Outcomes of acute RejectClass clusters and Banff groups in the TRABIO (TRAnsplant BIOpsies) registry cohort. A, The risk for death-censored graft failure during 2-y follow-up in the acute RejectClass clusters was analyzed by computing Kaplan–Meier (KM) survival curves (with a log-rank test), and by Cox proportional hazard (PH) regression adjusted for multiple covariates (as indicated). The cluster descriptions as determined in the original report were as follows: cluster 1 (no inflammation & DSA^neg), cluster 2 (DSA^neg MVI), cluster 3 (TCMR-like), cluster 4 (no inflammation & DSA^pos), cluster 5 (AMR-like), and cluster 6 (MR-like). B, The risk for death-censored graft failure in the Banff diagnostic groups was assessed by KM analysis and multivariate Cox PH regression, analogous to A. C, The biopsies were grouped according to the sum of weighted acute graft lesion indicating the inflammation score: “no inflammation” (0.00 to ≤0.04, n = 67); “minimal” (>0.04 to ≤0.10, n = 19); “mild” (>0.10 to ≤0.24, n = 95); “moderate-to-severe” (>0.24 to ≤0.42, n = 52); and “very severe” (>0.42, n = 44). D, The risk for death-censored graft failure associated with the inflammation score was assessed by KM analysis and multivariate Cox PH regression, analogous to A. AMR, antibody-mediated rejection; CCI, Charlson comorbidity index; DSA, donor-specific antibody; eGFR, estimated glomerular filtration rate; HR, hazard ratio; MR, mixed rejection; MVI, microvascular inflammation; NR, no rejection; P, probability value; TCMR, T cell–mediated rejection.

FIGURE 4.

Outcomes of chronic RejectClass clusters and Banff groups in the TRABIO (TRAnsplant BIOpsies) registry cohort. A, The risk for death-censored graft failure during 2-y follow-up in the chronic RejectClass clusters was analyzed by computing Kaplan–Meier (KM) survival curves (with a log-rank test), and by Cox proportional hazard (PH) regression adjusted for multiple covariates (as indicated).
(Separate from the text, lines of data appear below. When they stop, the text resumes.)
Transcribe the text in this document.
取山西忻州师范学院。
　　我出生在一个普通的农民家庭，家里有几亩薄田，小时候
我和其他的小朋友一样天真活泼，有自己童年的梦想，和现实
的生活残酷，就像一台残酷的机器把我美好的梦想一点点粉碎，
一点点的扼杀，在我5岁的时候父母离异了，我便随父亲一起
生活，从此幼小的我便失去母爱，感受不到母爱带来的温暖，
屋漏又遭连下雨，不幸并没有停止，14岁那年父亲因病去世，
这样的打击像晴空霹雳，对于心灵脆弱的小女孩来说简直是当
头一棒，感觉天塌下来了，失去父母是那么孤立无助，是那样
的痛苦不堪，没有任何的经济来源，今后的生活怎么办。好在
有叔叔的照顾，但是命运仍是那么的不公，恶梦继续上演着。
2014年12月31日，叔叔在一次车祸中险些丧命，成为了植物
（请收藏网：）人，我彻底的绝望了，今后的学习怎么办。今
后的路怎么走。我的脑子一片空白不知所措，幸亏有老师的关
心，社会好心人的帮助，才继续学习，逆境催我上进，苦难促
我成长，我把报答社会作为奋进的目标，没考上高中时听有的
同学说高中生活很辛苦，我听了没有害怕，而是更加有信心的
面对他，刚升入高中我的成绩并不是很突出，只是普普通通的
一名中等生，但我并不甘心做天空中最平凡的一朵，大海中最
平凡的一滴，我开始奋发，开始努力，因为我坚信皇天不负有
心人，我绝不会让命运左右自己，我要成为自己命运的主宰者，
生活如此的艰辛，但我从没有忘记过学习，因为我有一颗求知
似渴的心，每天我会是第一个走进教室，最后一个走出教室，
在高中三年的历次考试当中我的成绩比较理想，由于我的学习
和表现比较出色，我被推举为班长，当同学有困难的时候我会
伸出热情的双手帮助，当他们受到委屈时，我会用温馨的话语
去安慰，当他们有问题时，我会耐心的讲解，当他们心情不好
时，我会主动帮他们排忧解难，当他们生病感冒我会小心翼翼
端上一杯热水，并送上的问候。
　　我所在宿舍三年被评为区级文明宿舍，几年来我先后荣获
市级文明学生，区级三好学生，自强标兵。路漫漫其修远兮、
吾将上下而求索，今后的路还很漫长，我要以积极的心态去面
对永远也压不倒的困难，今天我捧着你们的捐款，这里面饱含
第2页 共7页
The cluster descriptions as determined in the original report were as follows: cluster 1 (no chronicity), cluster 2 (IFTA), cluster 3 (IFTA & vasculopathy), and cluster 4 (glomerulopathy & vasculopathy). B, The risk for death-censored graft failure in the Banff categories of chronic pathology was assessed by KM analysis and multivariate Cox PH regression, analogous to A. C, The biopsies were grouped according to the sum of weighted chronic graft lesion indicating the chronicity score: “minimal” (0.00 to ≤0.30, n = 227); “moderate” (>0.30 to ≤0.50, n = 96); “severe” (>0.50 to ≤0.60, n = 36); “moderate-to-severe” (>0.60, n = 58). D, The risk for death-censored graft failure associated with the chronicity score was assessed by KM analysis and multivariate Cox PH regression, analogous to A. AMR, antibody-mediated rejection; CCI, Charlson comorbidity index; eGFR, estimated glomerular filtration rate; HR, hazard ratio; IFTA, interstitial fibrosis and tubular atrophy; P, probability value; TCMR, T cell–mediated rejection.